Until the AfD understands what kind of Nazis they need to be they will continue to face all the tools of the EU, media, and spooks to keep them out of power. If they become Brussels’ kind of Nazis, well, things should get interesting.

It was a somewhat disappointing showing for a real antiwar and working class party in Germany, Sahra Wagenknecht’s new BSW party, which came in fifth with more than six percent of the vote. It’s tough to knock them too much as the party just formed early this year and is trying to rebuild a left working class politics that had completely vanished from Germany.

BSW and the AfD were largely believed to be in competition for big chunks of the dissatisfied working class vote, and Wagenknecht’s side tried focusing on three arguments in recent weeks:

  1. That BSW is the true representative of the working class while AfD opposes globalists in favor of a more national oligarchy. (The AfD, after all, did receive its seed money from a Nazi billionaire family.) BSW liked to point out AfD’s hypocrisy in supporting the recent farmers protests in Germany while the party’s program simultaneously calls for removing farmer subsidies. “This is not an anti-system party. It is the system, but undemocratic and mean,” says BSW General Secretary Christian Leye.
  2. That the AfD is an ethno-nationalist party with racial positions that harken back to some dark chapters in German history while BSW wants reduced immigration that would benefit the German working class.
  3. BSW also describes itself as the only consistent peace party in the Bundestag. The AfD, on the other hand, is not at all opposed to militarization. In fact, the party calls for the full restoration of operational readiness of the German armed forces, independence from NATO and using the military only for German national interests.

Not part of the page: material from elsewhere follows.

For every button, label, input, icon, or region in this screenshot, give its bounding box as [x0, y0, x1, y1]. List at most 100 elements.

In the end Wagenknecht’s party primarily took votes from Chancellor Olaf Scholz’s Social Democratic Party (SPD) and her former party Die Linke.

That makes sense, as the whole reason Wagenknecht broke off to form her own party was because of how the center continues to swallow up the left. The SPD, founded in 1863, dropped its commitment to Marxism in 1959. Die Linke, Wagenknecht’s former party, Die Linke, which has completely collapsed after abandoning nearly all of its former working class platform in favor of identity politics in an attempt to appear “ready to govern.” Much like the Greens, The Left increasingly stands for neoliberal, pro-war and anti-Russia policies.

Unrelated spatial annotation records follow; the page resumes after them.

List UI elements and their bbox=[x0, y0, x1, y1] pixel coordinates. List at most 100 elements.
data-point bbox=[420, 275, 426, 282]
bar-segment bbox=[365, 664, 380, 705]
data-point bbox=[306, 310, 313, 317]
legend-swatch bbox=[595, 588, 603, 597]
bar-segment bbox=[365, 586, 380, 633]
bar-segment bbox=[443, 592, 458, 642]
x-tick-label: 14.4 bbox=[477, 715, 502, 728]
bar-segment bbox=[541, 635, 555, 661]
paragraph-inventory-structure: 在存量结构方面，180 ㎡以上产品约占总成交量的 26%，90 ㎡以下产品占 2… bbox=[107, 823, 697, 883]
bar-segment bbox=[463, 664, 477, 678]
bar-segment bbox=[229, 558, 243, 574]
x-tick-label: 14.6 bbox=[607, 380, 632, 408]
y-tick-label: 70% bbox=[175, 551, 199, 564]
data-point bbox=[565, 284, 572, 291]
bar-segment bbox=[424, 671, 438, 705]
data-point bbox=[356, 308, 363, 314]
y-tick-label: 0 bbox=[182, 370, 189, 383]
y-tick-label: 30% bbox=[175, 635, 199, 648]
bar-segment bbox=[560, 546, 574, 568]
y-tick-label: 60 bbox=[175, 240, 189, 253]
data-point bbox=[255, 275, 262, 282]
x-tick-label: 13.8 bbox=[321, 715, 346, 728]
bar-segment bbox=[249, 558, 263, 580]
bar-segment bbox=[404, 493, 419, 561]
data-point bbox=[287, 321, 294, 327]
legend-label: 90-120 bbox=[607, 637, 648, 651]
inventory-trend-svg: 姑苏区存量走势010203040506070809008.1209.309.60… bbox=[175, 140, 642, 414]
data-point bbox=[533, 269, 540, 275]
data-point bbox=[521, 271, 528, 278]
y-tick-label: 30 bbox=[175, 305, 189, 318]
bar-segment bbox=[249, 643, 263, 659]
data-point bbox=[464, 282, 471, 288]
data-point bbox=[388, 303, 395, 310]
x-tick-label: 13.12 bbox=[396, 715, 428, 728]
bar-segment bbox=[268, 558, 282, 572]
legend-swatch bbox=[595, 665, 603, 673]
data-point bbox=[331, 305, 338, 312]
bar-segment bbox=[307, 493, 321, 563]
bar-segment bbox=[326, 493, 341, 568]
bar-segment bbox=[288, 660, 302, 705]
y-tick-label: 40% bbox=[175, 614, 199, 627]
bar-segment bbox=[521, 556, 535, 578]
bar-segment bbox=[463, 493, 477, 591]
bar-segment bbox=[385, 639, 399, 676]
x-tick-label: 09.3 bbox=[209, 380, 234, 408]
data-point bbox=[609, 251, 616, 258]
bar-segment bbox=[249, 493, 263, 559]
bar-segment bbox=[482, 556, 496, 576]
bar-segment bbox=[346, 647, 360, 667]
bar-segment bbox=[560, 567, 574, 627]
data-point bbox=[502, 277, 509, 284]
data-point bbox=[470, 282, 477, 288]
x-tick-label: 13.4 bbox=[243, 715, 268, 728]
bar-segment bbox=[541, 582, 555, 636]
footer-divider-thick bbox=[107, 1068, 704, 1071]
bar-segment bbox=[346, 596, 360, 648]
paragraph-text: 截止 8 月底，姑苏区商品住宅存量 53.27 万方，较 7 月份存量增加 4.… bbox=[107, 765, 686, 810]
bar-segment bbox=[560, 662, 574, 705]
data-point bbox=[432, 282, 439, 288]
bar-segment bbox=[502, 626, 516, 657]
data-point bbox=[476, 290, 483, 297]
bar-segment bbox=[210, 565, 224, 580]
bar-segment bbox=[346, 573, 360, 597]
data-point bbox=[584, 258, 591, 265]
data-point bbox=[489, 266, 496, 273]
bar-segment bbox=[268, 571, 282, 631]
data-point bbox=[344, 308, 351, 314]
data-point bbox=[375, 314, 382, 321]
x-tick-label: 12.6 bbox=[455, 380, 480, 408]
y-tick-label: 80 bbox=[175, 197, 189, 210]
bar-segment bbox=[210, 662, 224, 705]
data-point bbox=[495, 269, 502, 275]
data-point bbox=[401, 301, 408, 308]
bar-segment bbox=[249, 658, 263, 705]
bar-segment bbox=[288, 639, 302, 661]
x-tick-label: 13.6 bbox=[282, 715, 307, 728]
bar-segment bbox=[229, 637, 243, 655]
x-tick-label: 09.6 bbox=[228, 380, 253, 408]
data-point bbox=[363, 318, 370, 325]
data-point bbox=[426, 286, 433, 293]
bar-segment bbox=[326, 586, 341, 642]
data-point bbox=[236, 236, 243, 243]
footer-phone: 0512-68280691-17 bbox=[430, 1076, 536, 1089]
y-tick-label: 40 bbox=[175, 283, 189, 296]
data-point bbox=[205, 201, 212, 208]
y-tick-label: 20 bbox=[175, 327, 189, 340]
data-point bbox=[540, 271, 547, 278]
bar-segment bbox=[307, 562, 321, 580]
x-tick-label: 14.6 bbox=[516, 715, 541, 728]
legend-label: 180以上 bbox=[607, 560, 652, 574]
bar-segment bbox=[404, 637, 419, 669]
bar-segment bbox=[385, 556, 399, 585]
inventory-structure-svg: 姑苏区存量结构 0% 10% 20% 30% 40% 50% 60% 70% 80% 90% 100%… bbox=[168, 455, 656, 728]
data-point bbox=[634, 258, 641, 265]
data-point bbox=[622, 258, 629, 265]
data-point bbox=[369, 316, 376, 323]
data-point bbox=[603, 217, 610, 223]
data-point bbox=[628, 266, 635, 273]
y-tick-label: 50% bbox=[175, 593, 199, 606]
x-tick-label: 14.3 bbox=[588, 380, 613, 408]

BSW will next get to measure its appeal in state elections in Saxony, Thuringia and Brandenburg in the Fall. One problem for Wagenknecht is that the media and political environment In Germany that continuously hypes the threat of Russia rolling across Europe is proving effective – potentially reducing the number of antiwar votes to be had. A recent survey showed that 68 percent back more defense spending at home.

Turnout in Germany was at a record high, which likely demonstrates the historic level  of dissatisfaction with the “traffic light coalition” of the SPD, Greens, and Free Democratic Party, which has been a disaster on every front and was punished at the polls.

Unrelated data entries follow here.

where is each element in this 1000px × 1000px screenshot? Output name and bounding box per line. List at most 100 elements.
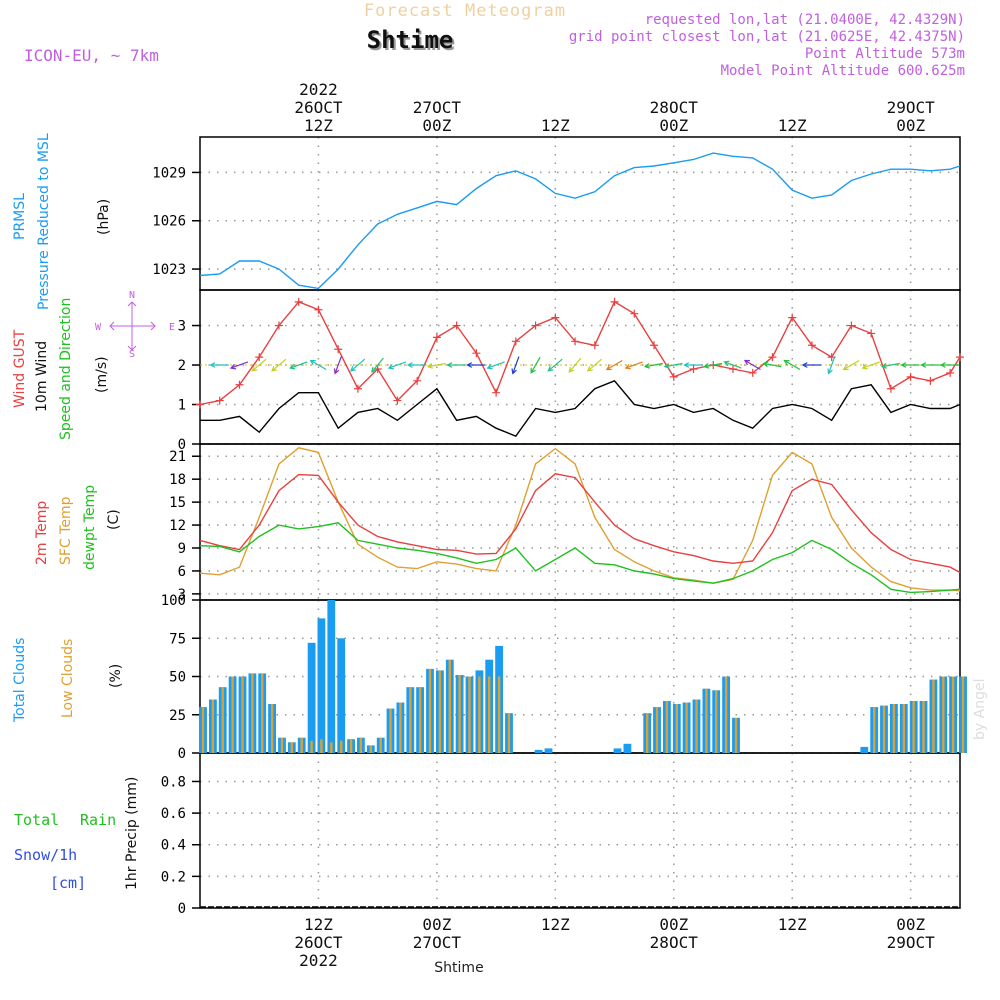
wind-direction-arrow: [333, 356, 342, 375]
wind-direction-arrow: [586, 358, 603, 372]
plot-layer: 102310261029012336912151821025507510000.…: [152, 80, 967, 970]
gust-marker: [650, 341, 659, 350]
header-title: Forecast Meteogram: [364, 1, 566, 21]
bottom-time-label: 00Z: [422, 915, 451, 934]
gust-marker: [788, 313, 797, 322]
wind-direction-arrow: [350, 358, 366, 372]
low-cloud-bar: [448, 659, 451, 753]
low-cloud-bar: [675, 704, 678, 753]
wind-direction-arrow: [624, 361, 643, 370]
total-cloud-bar: [534, 749, 543, 753]
wind-direction-arrow: [406, 362, 427, 368]
ytick-label: 75: [169, 631, 186, 647]
low-cloud-bar: [320, 739, 323, 753]
sfc-temp-line: [199, 447, 961, 592]
low-cloud-bar: [932, 679, 935, 753]
ytick-label: 18: [169, 472, 186, 488]
gust-marker: [353, 384, 362, 393]
gust-marker: [748, 368, 757, 377]
ytick-label: 0.2: [161, 869, 186, 885]
gust-marker: [413, 376, 422, 385]
wind-direction-arrow: [663, 362, 683, 369]
low-cloud-bar: [330, 742, 333, 753]
low-cloud-bar: [655, 707, 659, 753]
gust-marker: [956, 353, 964, 362]
wind-direction-arrow: [426, 362, 446, 369]
wind-direction-arrow: [683, 362, 703, 368]
wind-direction-arrow: [209, 362, 229, 368]
temp2m-label: 2m Temp: [34, 501, 50, 565]
requested-coords: requested lon,lat (21.0400E, 42.4329N): [645, 12, 965, 28]
low-cloud-bar: [201, 707, 205, 753]
ytick-label: 3: [178, 319, 186, 335]
gust-marker: [610, 297, 619, 306]
low-cloud-bar: [488, 676, 491, 753]
gust-marker: [867, 329, 876, 338]
low-cloud-bar: [438, 670, 442, 753]
msl-label: Pressure Reduced to MSL: [36, 133, 52, 310]
bottom-location-label: Shtime: [434, 960, 483, 976]
wind-direction-arrow: [511, 356, 520, 375]
gust-marker: [196, 400, 204, 409]
bottom-time-label: 00Z: [896, 915, 925, 934]
top-time-label: 2022: [299, 80, 338, 99]
wind-direction-arrow: [547, 358, 563, 372]
wind-direction-arrow: [783, 359, 801, 371]
cloud-side-labels: Total Clouds Low Clouds (%): [12, 638, 124, 723]
temp2m-line: [199, 473, 961, 574]
gust-marker: [255, 353, 264, 362]
ytick-label: 21: [169, 449, 186, 465]
ytick-label: 0: [178, 437, 186, 453]
low-cloud-bar: [428, 668, 432, 753]
wind-direction-arrow: [251, 358, 267, 372]
ytick-label: 0.6: [161, 806, 186, 822]
low-cloud-bar: [665, 701, 669, 753]
panel-frame: [199, 289, 961, 445]
panel-clouds: 0 25 50 75 100: [161, 593, 961, 762]
ytick-label: 25: [169, 708, 186, 724]
wind10m-label: 10m Wind: [34, 341, 50, 412]
low-cloud-bar: [340, 740, 343, 753]
wind-direction-arrow: [801, 362, 821, 368]
pressure-side-labels: PRMSL Pressure Reduced to MSL (hPa): [12, 133, 112, 310]
temp-side-labels: 2m Temp SFC Temp dewpt Temp (C): [34, 485, 122, 570]
wind-direction-arrow: [880, 362, 900, 369]
panel-temperature: 3 6 9 12 15 18 21: [169, 443, 961, 603]
gust-marker: [472, 349, 481, 358]
top-time-label: 12Z: [778, 116, 807, 135]
gust-marker: [906, 372, 915, 381]
bottom-time-label: 00Z: [659, 915, 688, 934]
gust-marker: [946, 368, 955, 377]
gust-marker: [847, 321, 856, 330]
gust-marker: [531, 321, 540, 330]
low-cloud-bar: [468, 676, 471, 753]
wind-direction-arrow: [387, 361, 407, 370]
total-cloud-bar: [327, 600, 336, 753]
ytick-label: 0: [178, 746, 186, 762]
compass-cross-icon: [109, 301, 156, 351]
gust-marker: [571, 337, 580, 346]
compass-w: W: [95, 322, 102, 333]
total-label: Total: [14, 811, 59, 829]
top-time-label: 27OCT: [413, 98, 462, 117]
low-cloud-bar: [912, 701, 915, 753]
total-cloud-bar: [860, 746, 869, 753]
wind-direction-arrow: [842, 359, 860, 371]
gust-marker: [294, 297, 303, 306]
ytick-label: 100: [161, 593, 186, 609]
wind-unit-label: (m/s): [94, 356, 110, 393]
low-cloud-bar: [280, 737, 284, 753]
low-cloud-bar: [399, 702, 402, 753]
bottom-time-label: 29OCT: [887, 933, 936, 952]
dewpt-label: dewpt Temp: [82, 485, 98, 570]
snow-label: Snow/1h: [14, 846, 77, 864]
low-cloud-bar: [951, 676, 955, 753]
pressure-line: [199, 152, 961, 290]
gust-marker: [669, 372, 678, 381]
ytick-label: 1026: [152, 214, 186, 230]
low-cloud-bar: [902, 704, 905, 753]
low-cloud-bar: [359, 737, 363, 753]
gust-marker: [551, 313, 560, 322]
gust-marker: [768, 353, 777, 362]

Yet, it’s tough to see how things don’t get even worse. Germany’s economic model of cheap Russian energy, wage suppression, and exports is busted. It’s now reliant on expensive US LNG for energy, the Greens even managed to close the country’s last remaining nuclear power plants, the country is simultaneously deindustrializing while becoming more financialized, the economic war with Russia is hurting Germany much more than Russia, and it now has a government that has lost all legitimacy but has ruled out early elections (the next national election isn’t until Fall 2025). A CDU-led government could feasibly be worse, the AfD will be kept out of power unless it changes its tune on Project Ukraine.

Meanwhile, the German von der Leyen at the top of the EU mess appears to have plenty of energy to double down on all the disastrous policies of the past five years:

Europeans might be running for the exits soon as the bloc keeps inching towards open conflict with Russia and the likelihood that the garden goes up in flames.